Either way, good news on the storage price reductions :)
I hit that scenario, when we create tons of small files (e.g. < 10KB ones). In that use case it is often cheaper and easier just to use database such as DynamoDB.
See my other comment, it got link to article about S3 costs optimizations which got more detailed recommendation.
What app/site are you using to upload to S3? I use a combination of CloudBerry Backup and Arq Backup on my Macs/PCs here and the requests aren't that high (on average about 30Gb of data per machine in around 300K files).

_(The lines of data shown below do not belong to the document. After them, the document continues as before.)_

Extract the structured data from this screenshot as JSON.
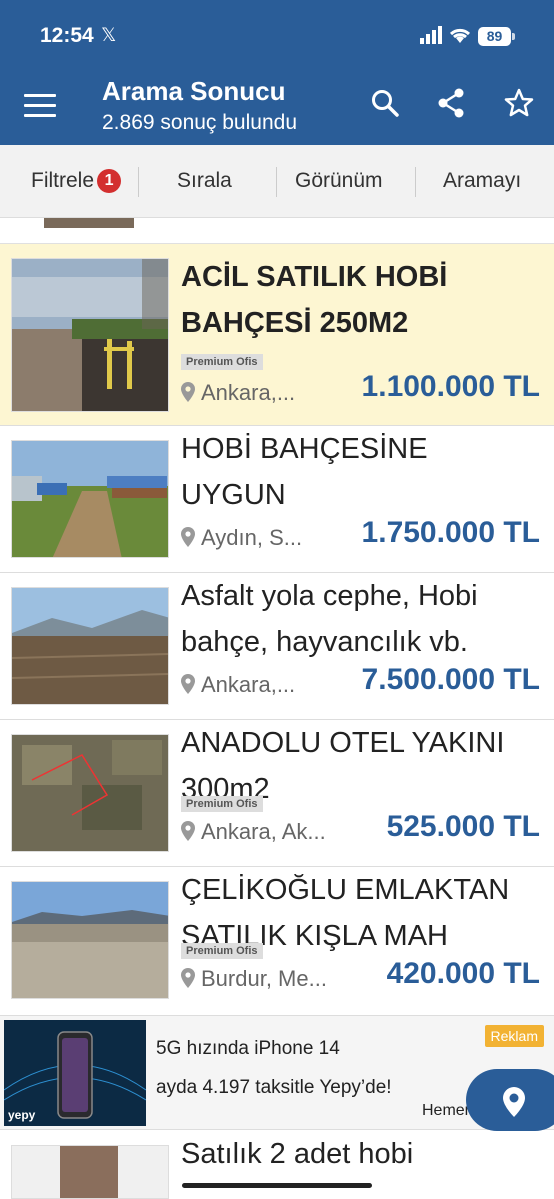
{
  "status_bar": {
    "time": "12:54",
    "x_glyph": "𝕏",
    "battery": "89"
  },
  "header": {
    "title": "Arama Sonucu",
    "subtitle": "2.869 sonuç bulundu",
    "icons": [
      "menu-icon",
      "search-icon",
      "share-icon",
      "star-icon"
    ]
  },
  "toolbar": {
    "filter_label": "Filtrele",
    "filter_count": "1",
    "sort_label": "Sırala",
    "view_label": "Görünüm",
    "search_label": "Aramayı"
  },
  "listings": [
    {
      "title": "ACİL SATILIK HOBİ BAHÇESİ 250M2",
      "premium": "Premium Ofis",
      "location": "Ankara,...",
      "price": "1.100.000 TL"
    },
    {
      "title": "HOBİ BAHÇESİNE UYGUN",
      "premium": "",
      "location": "Aydın, S...",
      "price": "1.750.000 TL"
    },
    {
      "title": "Asfalt yola cephe, Hobi bahçe, hayvancılık vb.",
      "premium": "",
      "location": "Ankara,...",
      "price": "7.500.000 TL"
    },
    {
      "title": "ANADOLU OTEL YAKINI 300m2",
      "premium": "Premium Ofis",
      "location": "Ankara, Ak...",
      "price": "525.000 TL"
    },
    {
      "title": "ÇELİKOĞLU EMLAKTAN SATILIK KIŞLA MAH",
      "premium": "Premium Ofis",
      "location": "Burdur, Me...",
      "price": "420.000 TL"
    },
    {
      "title": "Satılık 2 adet hobi"
    }
  ],
  "ad": {
    "line1": "5G hızında iPhone 14",
    "line2": "ayda 4.197 taksitle Yepy’de!",
    "tag": "Reklam",
    "partial": "Hemen",
    "logo": "yepy"
  },
  "colors": {
    "brand": "#2a5d98",
    "highlight": "#fdf6d2",
    "badge": "#d32f2f",
    "ad_tag": "#f2b233"
  }
}
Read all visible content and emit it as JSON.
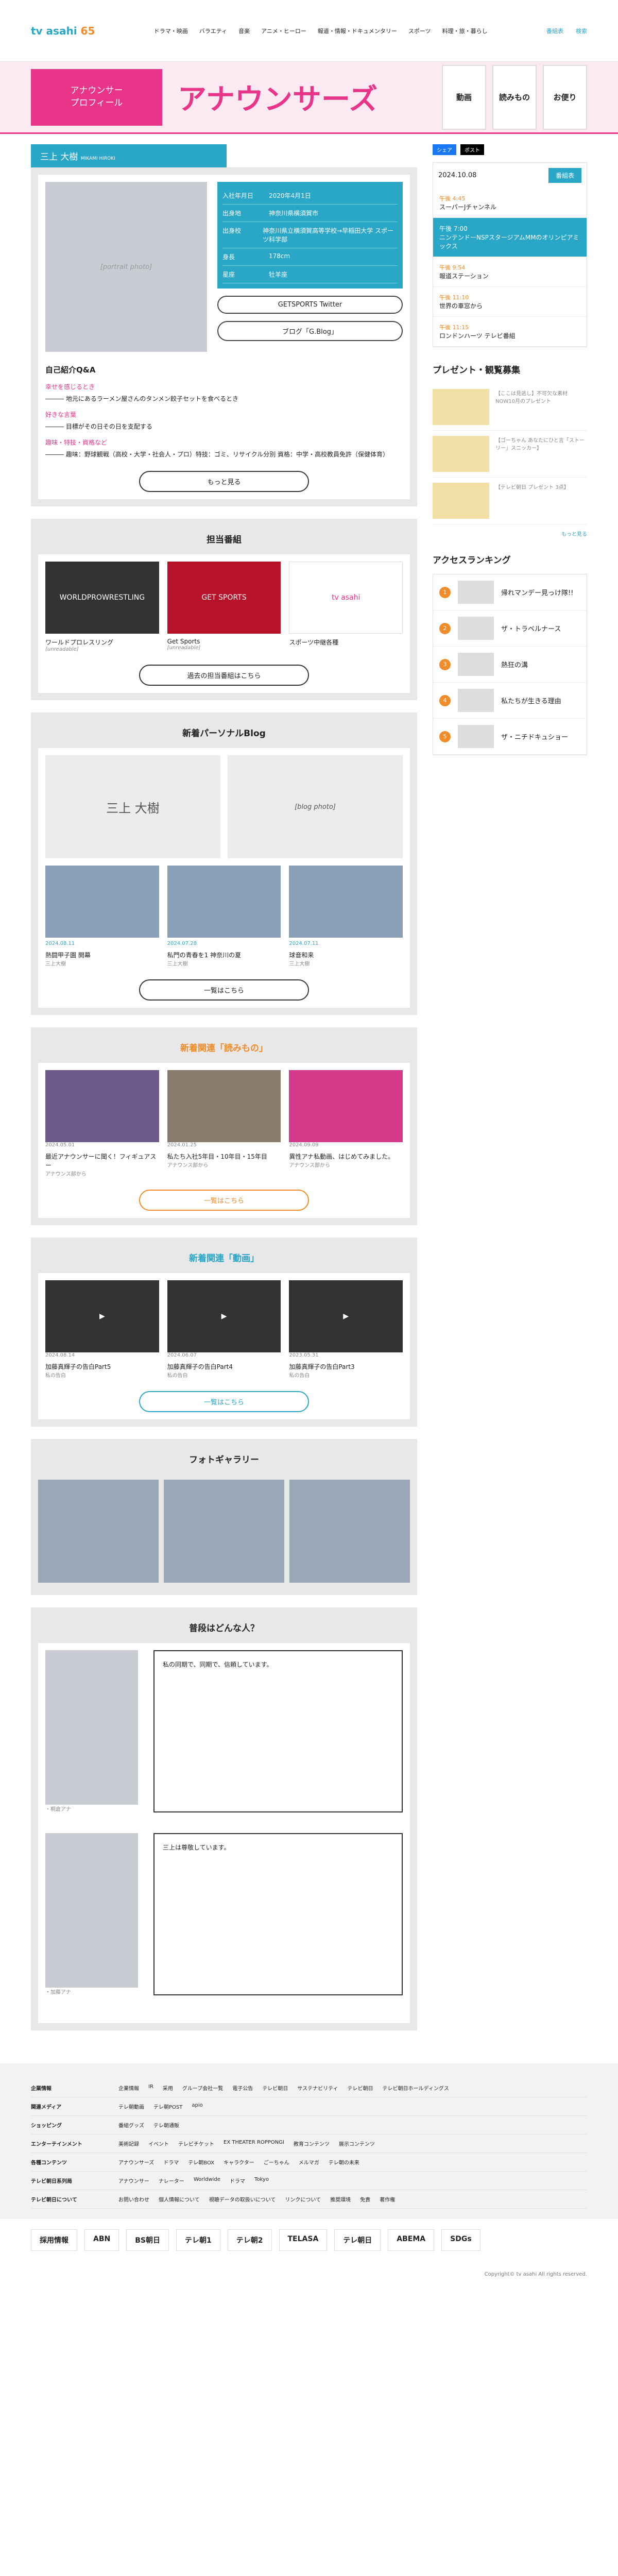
{
  "header": {
    "logo": "tv asahi",
    "logo_sub": "65",
    "nav": [
      "ドラマ・映画",
      "バラエティ",
      "音楽",
      "アニメ・ヒーロー",
      "報道・情報・ドキュメンタリー",
      "スポーツ",
      "料理・旅・暮らし"
    ],
    "icons": [
      "番組表",
      "検索"
    ]
  },
  "banner": {
    "profile_label": "アナウンサー\nプロフィール",
    "title": "アナウンサーズ",
    "boxes": [
      "動画",
      "読みもの",
      "お便り"
    ]
  },
  "profile": {
    "name": "三上 大樹",
    "name_en": "MIKAMI HIROKI",
    "portrait_alt": "[portrait photo]",
    "rows": [
      {
        "k": "入社年月日",
        "v": "2020年4月1日"
      },
      {
        "k": "出身地",
        "v": "神奈川県横須賀市"
      },
      {
        "k": "出身校",
        "v": "神奈川県立横須賀高等学校→早稲田大学 スポーツ科学部"
      },
      {
        "k": "身長",
        "v": "178cm"
      },
      {
        "k": "星座",
        "v": "牡羊座"
      }
    ],
    "btn_twitter": "GETSPORTS Twitter",
    "btn_blog": "ブログ「G.Blog」"
  },
  "qa": {
    "title": "自己紹介Q&A",
    "items": [
      {
        "q": "幸せを感じるとき",
        "a": "――― 地元にあるラーメン屋さんのタンメン餃子セットを食べるとき"
      },
      {
        "q": "好きな言葉",
        "a": "――― 目標がその日その日を支配する"
      },
      {
        "q": "趣味・特技・資格など",
        "a": "――― 趣味：野球観戦（高校・大学・社会人・プロ）特技：ゴミ、リサイクル分別 資格：中学・高校教員免許（保健体育）"
      }
    ],
    "more": "もっと見る"
  },
  "shows": {
    "title": "担当番組",
    "items": [
      {
        "name": "ワールドプロレスリング",
        "thumb": "WORLDPROWRESTLING",
        "time": "[unreadable]"
      },
      {
        "name": "Get Sports",
        "thumb": "GET SPORTS",
        "time": "[unreadable]"
      },
      {
        "name": "スポーツ中継各種",
        "thumb": "tv asahi",
        "time": ""
      }
    ],
    "past": "過去の担当番組はこちら"
  },
  "blog": {
    "title": "新着パーソナルBlog",
    "top": [
      "三上 大樹",
      "[blog photo]"
    ],
    "items": [
      {
        "date": "2024.08.11",
        "title": "熱闘甲子園 開幕",
        "author": "三上大樹"
      },
      {
        "date": "2024.07.28",
        "title": "私門の青春を1 神奈川の夏",
        "author": "三上大樹"
      },
      {
        "date": "2024.07.11",
        "title": "球音和来",
        "author": "三上大樹"
      }
    ],
    "more": "一覧はこちら"
  },
  "reads": {
    "title": "新着関連「読みもの」",
    "items": [
      {
        "date": "2024.05.01",
        "title": "最近アナウンサーに聞く！フィギュアスー",
        "tag": "アナウンス部から"
      },
      {
        "date": "2024.01.25",
        "title": "私たち入社5年目・10年目・15年目",
        "tag": "アナウンス部から"
      },
      {
        "date": "2024.09.09",
        "title": "異性アナ私動画、はじめてみました。",
        "tag": "アナウンス部から"
      }
    ],
    "more": "一覧はこちら"
  },
  "videos": {
    "title": "新着関連「動画」",
    "items": [
      {
        "date": "2024.08.14",
        "title": "加藤真輝子の告白Part5",
        "tag": "私の告白"
      },
      {
        "date": "2024.06.07",
        "title": "加藤真輝子の告白Part4",
        "tag": "私の告白"
      },
      {
        "date": "2023.05.31",
        "title": "加藤真輝子の告白Part3",
        "tag": "私の告白"
      }
    ],
    "more": "一覧はこちら"
  },
  "gallery": {
    "title": "フォトギャラリー"
  },
  "people": {
    "title": "普段はどんな人？",
    "items": [
      {
        "name": "・桐倉アナ",
        "text": "私の同期で、同期で、信頼しています。"
      },
      {
        "name": "・加藤アナ",
        "text": "三上は尊敬しています。"
      }
    ]
  },
  "sidebar": {
    "share": [
      "シェア",
      "ポスト"
    ],
    "date": "2024.10.08",
    "tv_btn": "番組表",
    "schedule": [
      {
        "time": "午後 4:45",
        "title": "スーパーJチャンネル",
        "active": false
      },
      {
        "time": "午後 7:00",
        "title": "ニンテンドーNSPスタージアムMMのオリンピアミックス",
        "active": true
      },
      {
        "time": "午後 9:54",
        "title": "報道ステーション",
        "active": false
      },
      {
        "time": "午後 11:10",
        "title": "世界の車窓から",
        "active": false
      },
      {
        "time": "午後 11:15",
        "title": "ロンドンハーツ テレビ番組 ",
        "active": false
      }
    ],
    "present_title": "プレゼント・観覧募集",
    "presents": [
      "【ここは見逃し】不可欠な素材 NOW10月のプレゼント",
      "【ゴーちゃん あなたにひと言「ストーリー」スニッカー】",
      "【テレビ朝日 プレゼント 3点】"
    ],
    "more": "もっと見る",
    "rank_title": "アクセスランキング",
    "ranks": [
      "帰れマンデー見っけ隊!!",
      "ザ・トラベルナース",
      "熱狂の溝",
      "私たちが生きる理由",
      "ザ・ニチドキュショー"
    ]
  },
  "footer": {
    "rows": [
      {
        "k": "企業情報",
        "v": [
          "企業情報",
          "IR",
          "采用",
          "グループ会社一覧",
          "電子公告",
          "テレビ朝日",
          "サステナビリティ",
          "テレビ朝日",
          "テレビ朝日ホールディングス"
        ]
      },
      {
        "k": "関連メディア",
        "v": [
          "テレ朝動画",
          "テレ朝POST",
          "apio"
        ]
      },
      {
        "k": "ショッピング",
        "v": [
          "番組グッズ",
          "テレ朝通販"
        ]
      },
      {
        "k": "エンターテインメント",
        "v": [
          "美術記録",
          "イベント",
          "テレビチケット",
          "EX THEATER ROPPONGI",
          "教育コンテンツ",
          "展示コンテンツ"
        ]
      },
      {
        "k": "各種コンテンツ",
        "v": [
          "アナウンサーズ",
          "ドラマ",
          "テレ朝BOX",
          "キャラクター",
          "ごーちゃん",
          "メルマガ",
          "テレ朝の未来"
        ]
      },
      {
        "k": "テレビ朝日系列局",
        "v": [
          "アナウンサー",
          "ナレーター",
          "Worldwide",
          "ドラマ",
          "Tokyo"
        ]
      },
      {
        "k": "テレビ朝日について",
        "v": [
          "お問い合わせ",
          "個人情報について",
          "視聴データの取扱いについて",
          "リンクについて",
          "推奨環境",
          "免責",
          "著作権"
        ]
      }
    ],
    "partners": [
      "採用情報",
      "ABN",
      "BS朝日",
      "テレ朝1",
      "テレ朝2",
      "TELASA",
      "テレ朝日",
      "ABEMA",
      "SDGs"
    ],
    "copyright": "Copyright© tv asahi All rights reserved."
  }
}
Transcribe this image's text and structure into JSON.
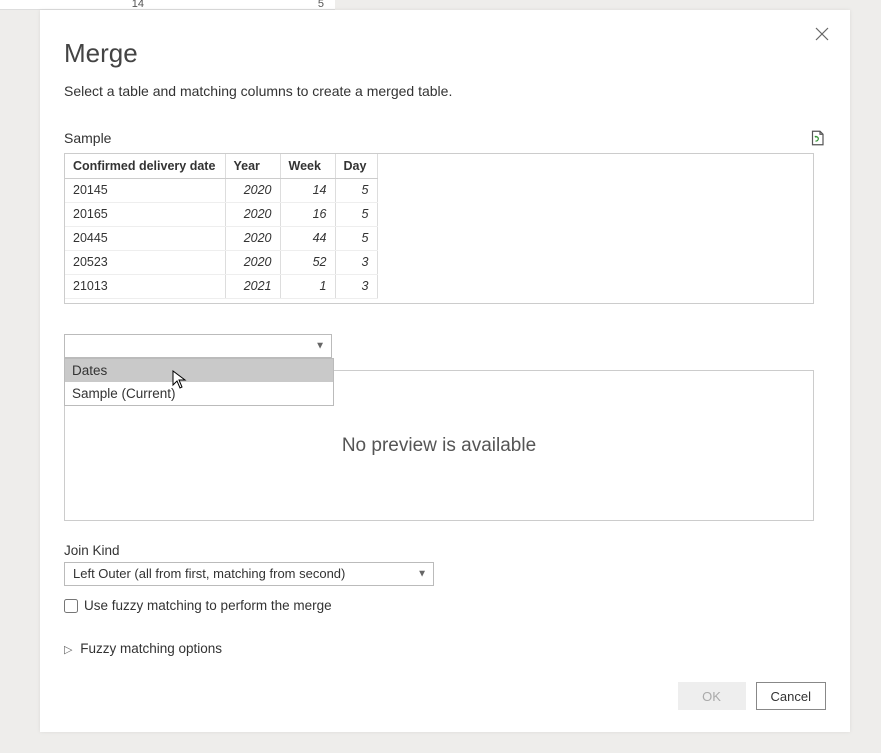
{
  "background": {
    "cell1": "14",
    "cell2": "5"
  },
  "dialog": {
    "title": "Merge",
    "subtitle": "Select a table and matching columns to create a merged table.",
    "first_table_label": "Sample",
    "columns": [
      "Confirmed delivery date",
      "Year",
      "Week",
      "Day"
    ],
    "rows": [
      {
        "cdd": "20145",
        "year": "2020",
        "week": "14",
        "day": "5"
      },
      {
        "cdd": "20165",
        "year": "2020",
        "week": "16",
        "day": "5"
      },
      {
        "cdd": "20445",
        "year": "2020",
        "week": "44",
        "day": "5"
      },
      {
        "cdd": "20523",
        "year": "2020",
        "week": "52",
        "day": "3"
      },
      {
        "cdd": "21013",
        "year": "2021",
        "week": "1",
        "day": "3"
      }
    ],
    "second_table_options": [
      "Dates",
      "Sample (Current)"
    ],
    "preview_text": "No preview is available",
    "join_kind_label": "Join Kind",
    "join_kind_value": "Left Outer (all from first, matching from second)",
    "fuzzy_checkbox_label": "Use fuzzy matching to perform the merge",
    "fuzzy_options_label": "Fuzzy matching options",
    "ok_label": "OK",
    "cancel_label": "Cancel"
  }
}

I am guessing it comes down to the algorithm used to compare and upload/download files. I believe the two solutions above use a separate 'index' file on S3 to track file compares.
It's more that we have a pretty high throughput system, using Lambda.
Users authenticate with an API gateway endpoint, we do a PUT to store a descriptor file, send a presigned PUT URL back so they can upload their file, we then process the file and do a COPY+DELETE to move it out of the "not yet processed" stage and finally do another PUT to upload the resulting processed file.
Despite a lot of data, the storage bill is barely scratching $40, but we're at almost $700/mo on API calls.
Heyo, sounds not quite right if you wanna shoot me an email randhunt@amazon.com I'd be happy to try to figure it out. Your API calls shouldn't be that much more than the storage cost without a really strange access behavior. I don't know the answer off the top of my head but I'm down to try to find it out. GET's cost money and outbound bandwidth cost money but PUTS/POSTS should be neglible.
Ah, thanks for the extra info. We have several web apps that take user uploads and store it to S3 buckets here too, but still we don't see an adversely high request load. Not sure if the handshaking involved in getting a pre-signed URL will be upping your count?
We just use the AWS SDK on our Ruby back end. The user file is first uploaded to the (EC2) app server, then we use the SDK call to transfer it to the S3 bucket. Our storage and request costs are about equal at this stage.
Using Lambda/Node, I guess that the SDK is not an option and you have to use the pre-signed URL method? Or else use Python and the SDK library?